Another condition which I seem to be seeing more people presenting to me with recently is ‘frozen shoulder’. Frozen shoulder (adhesive capsulitis) is a relatively common (2% of the population), disabling, painful loss of shoulder movement. The ‘adhesive’ part of this term is incorrect however as the tissues of fibrous capsule don’t get stuck, rather they thicken and shrink into a contracted state.
It’s unknown as to why frozen shoulders develop, but it occurs more commonly in those with diabetes and who are aged over 40. It is associated with immobility or underuse of the shoulder (instead of the more common overuse injury such as a repetitive strain injury).
The theory is that the human shoulder evolved for high speed projectile throwing and it suffers neglect in modern living. Sedentary tissues are more vulnerable to biological failure and, a little more controversially, it is proposed that the brain may react to overuse of a weak tendon (of which there are many in the shoulder) with fear avoidance of movement which creates a cycle of painful inhibition and function. This is where the shoulder is functionally frozen by neurological inhibition - a reluctance to move rather than a sticky joint capsule. Indeed, when patients went under general anaesthetic for capsular release surgery, a number of them had significantly more passive shoulder abduction that they had before they were anesthetised - which would be impossible if their capsules were actually contractured or adhered or had any physical limitation. It seems that stiffness and muscle guarding is a major contributing factor to reduced range of motion in patients with frozen shoulder.
Frozen shoulders do thaw but it can take up to 2 years to go through the freezing, frozen and thawing stages (textbook is 6 months for each stage but is anecdotally more). They are often confused with other conditions of the shoulder (as discussed, particularly with repetitive strain injuries) such as:
- Rotator cuff tendinopathy or tear - the rotator cuff is a group of four muscles which overlaps the joint capsule which gets inflamed in frozen shoulder. These problems usually limit active movement, whereas frozen shoulders are frozen even when you are relaxed and someone else tries to move your shoulder you (passive movement). Pain is also limited to more specific spots and movements than frozen shoulder with tears happening with exertion.
- Tendinitis of the biceps tendon - pain is on the front of the shoulder only with contraction of the biceps being painful and other movements are normal.
- Subacromial and subdeltoid bursitis (similar to the rotator cuff tendinopathy but the padding between tendons and other structures instead).
- Acromioclavicular arthropathy - usually overuse degeneration of the joint at the outside end of the collar bone with specific pain to that joint.
- Cervical disk degeneration - symptoms also occur in the hand and wrist and are usually more prominent.
So what do you do if you think you’ve got a frozen shoulder?
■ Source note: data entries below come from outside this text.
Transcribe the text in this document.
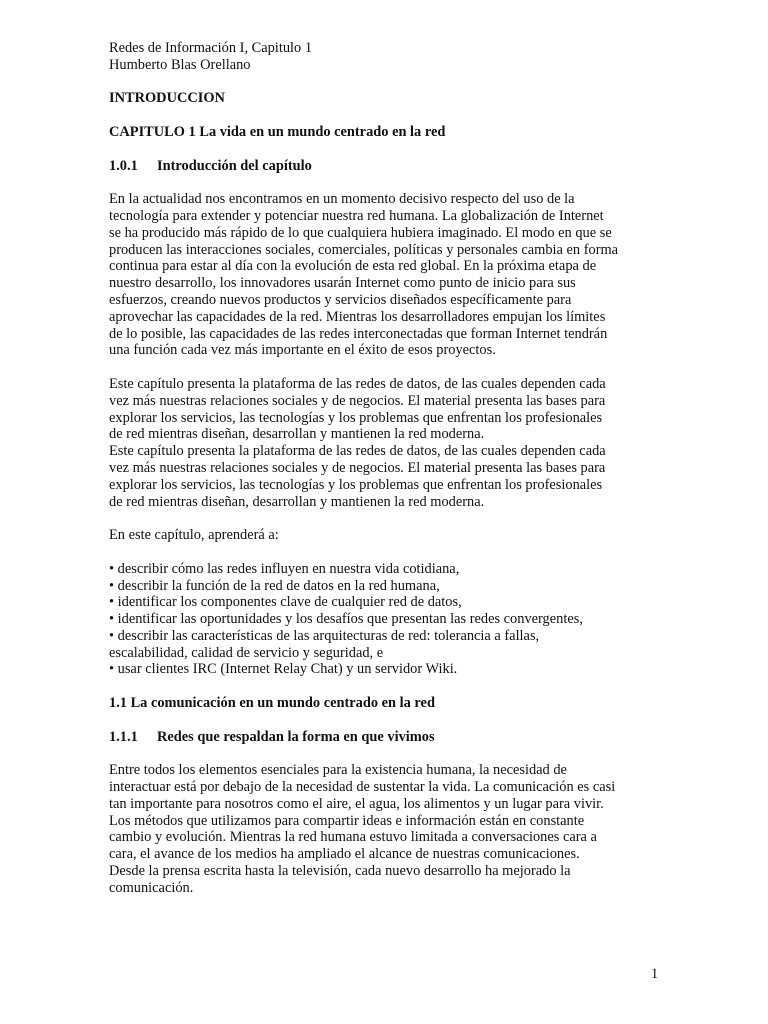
Redes de Información I, Capitulo 1

Humberto Blas Orellano

INTRODUCCION

CAPITULO 1 La vida en un mundo centrado en la red

1.0.1 Introducción del capítulo

En la actualidad nos encontramos en un momento decisivo respecto del uso de la

tecnología para extender y potenciar nuestra red humana. La globalización de Internet

se ha producido más rápido de lo que cualquiera hubiera imaginado. El modo en que se

producen las interacciones sociales, comerciales, políticas y personales cambia en forma

continua para estar al día con la evolución de esta red global. En la próxima etapa de

nuestro desarrollo, los innovadores usarán Internet como punto de inicio para sus

esfuerzos, creando nuevos productos y servicios diseñados específicamente para

aprovechar las capacidades de la red. Mientras los desarrolladores empujan los límites

de lo posible, las capacidades de las redes interconectadas que forman Internet tendrán

una función cada vez más importante en el éxito de esos proyectos.

Este capítulo presenta la plataforma de las redes de datos, de las cuales dependen cada

vez más nuestras relaciones sociales y de negocios. El material presenta las bases para

explorar los servicios, las tecnologías y los problemas que enfrentan los profesionales

de red mientras diseñan, desarrollan y mantienen la red moderna.

Este capítulo presenta la plataforma de las redes de datos, de las cuales dependen cada

vez más nuestras relaciones sociales y de negocios. El material presenta las bases para

explorar los servicios, las tecnologías y los problemas que enfrentan los profesionales

de red mientras diseñan, desarrollan y mantienen la red moderna.

En este capítulo, aprenderá a:

• describir cómo las redes influyen en nuestra vida cotidiana,

• describir la función de la red de datos en la red humana,

• identificar los componentes clave de cualquier red de datos,

• identificar las oportunidades y los desafíos que presentan las redes convergentes,

• describir las características de las arquitecturas de red: tolerancia a fallas,

escalabilidad, calidad de servicio y seguridad, e

• usar clientes IRC (Internet Relay Chat) y un servidor Wiki.

1.1 La comunicación en un mundo centrado en la red

1.1.1 Redes que respaldan la forma en que vivimos

Entre todos los elementos esenciales para la existencia humana, la necesidad de

interactuar está por debajo de la necesidad de sustentar la vida. La comunicación es casi

tan importante para nosotros como el aire, el agua, los alimentos y un lugar para vivir.

Los métodos que utilizamos para compartir ideas e información están en constante

cambio y evolución. Mientras la red humana estuvo limitada a conversaciones cara a

cara, el avance de los medios ha ampliado el alcance de nuestras comunicaciones.

Desde la prensa escrita hasta la televisión, cada nuevo desarrollo ha mejorado la

comunicación.

1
GPs might give you medication and may refer you the physio or for an XRay - which can be a useful way of excluding shoulder joint arthritis or scary causes of pain like a tumour but, then again, frozen shoulder is quite distinctive clinically so often an XRay isn’t required. Then the GP may refer you to an orthopoedic consultant. The consultant can arrange cortisone injections into the joint or occasionally arthrographic distentions (fluid injected into the joint to break up adhesions), both of which provide short term relief (up to 4 months).
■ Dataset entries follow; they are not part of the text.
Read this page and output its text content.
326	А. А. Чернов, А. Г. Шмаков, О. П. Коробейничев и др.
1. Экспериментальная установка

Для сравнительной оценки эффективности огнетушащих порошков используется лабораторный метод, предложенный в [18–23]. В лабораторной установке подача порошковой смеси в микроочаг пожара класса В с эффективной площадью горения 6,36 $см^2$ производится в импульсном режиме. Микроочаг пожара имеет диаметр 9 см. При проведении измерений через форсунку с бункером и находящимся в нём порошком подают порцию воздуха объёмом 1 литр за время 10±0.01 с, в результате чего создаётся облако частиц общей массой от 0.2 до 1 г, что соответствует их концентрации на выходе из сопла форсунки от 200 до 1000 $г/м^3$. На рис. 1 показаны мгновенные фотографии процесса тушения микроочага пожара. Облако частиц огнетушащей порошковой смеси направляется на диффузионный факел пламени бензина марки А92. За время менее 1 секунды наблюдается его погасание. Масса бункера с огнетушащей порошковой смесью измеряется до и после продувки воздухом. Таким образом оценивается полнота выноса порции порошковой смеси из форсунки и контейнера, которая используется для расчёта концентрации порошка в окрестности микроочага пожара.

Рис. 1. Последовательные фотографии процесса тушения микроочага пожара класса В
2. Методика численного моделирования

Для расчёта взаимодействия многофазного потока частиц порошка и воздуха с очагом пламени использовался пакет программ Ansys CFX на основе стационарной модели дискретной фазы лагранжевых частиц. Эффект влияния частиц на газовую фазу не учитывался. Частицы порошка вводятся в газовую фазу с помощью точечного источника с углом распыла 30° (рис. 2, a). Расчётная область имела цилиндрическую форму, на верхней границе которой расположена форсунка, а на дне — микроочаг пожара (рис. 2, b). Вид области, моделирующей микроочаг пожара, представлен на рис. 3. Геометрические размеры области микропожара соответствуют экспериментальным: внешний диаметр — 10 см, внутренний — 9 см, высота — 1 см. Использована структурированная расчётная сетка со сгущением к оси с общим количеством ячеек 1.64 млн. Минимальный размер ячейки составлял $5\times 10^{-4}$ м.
It’s usually once the patient has gone out the other side of the GP/specialist consultant process a long time down the road with the symptoms that they come to me (or other colleagues) for Osteopathic treatment. Against conventional wisdom, frozen shoulders do not follow a predictable timeline and, in the main, they are not self-limiting.
What seems to help (self-help or Osteopathic treatment)?
- Early use-it-or-lose-it interventions to preserve range of motion
- These exercises are helpful if you are in the early (or the middle but taking it easy) stages of frozen shoulder - CLICK HERE
- Strengthening: Remember that weakness is not the problem with frozen shoulder so overly zealous strengthening exercises are not therapeutic and can aggravate the problem. Therefore avoid strength training during the freezing stage but do it any time after that… any exercise that involves the shoulder where you wear out your muscles a bit, 2 or 3 times a week, to provide stimulus which might be therapeutic.
- Stretching: Like strengthening, go very easy if at all during the freezing stage (stick to the pain-free range) and beyond that find your end of range of motion and push against it lightly and less frequently at first building up if it causes no trouble.
- Take up an activity you enjoy that requires extensive shoulder range of motion
- If you get to the point you can’t move it, visualise movement. As this problem is both physical and neurological, preserve the neurological if you can’t preserve the physical.
- Trigger point (very sensitive areas of muscle) release
- Mobilising and massaging the areas around the shoulder - particularly the shoulder girdle, thoracic spine and the neck and reducing the neurological inhibition through soft-tissue massage, stretching, articulation and joint release as appropriate.
- NSAID (non-steroidal anti-inflammatory) medication - aspirin, ibuprofen or naproxen - can be used for emergency use when most desperately needed. Be aware of the contra-indications.
- Anti-inflammatory diet? Contentious but may be helpful.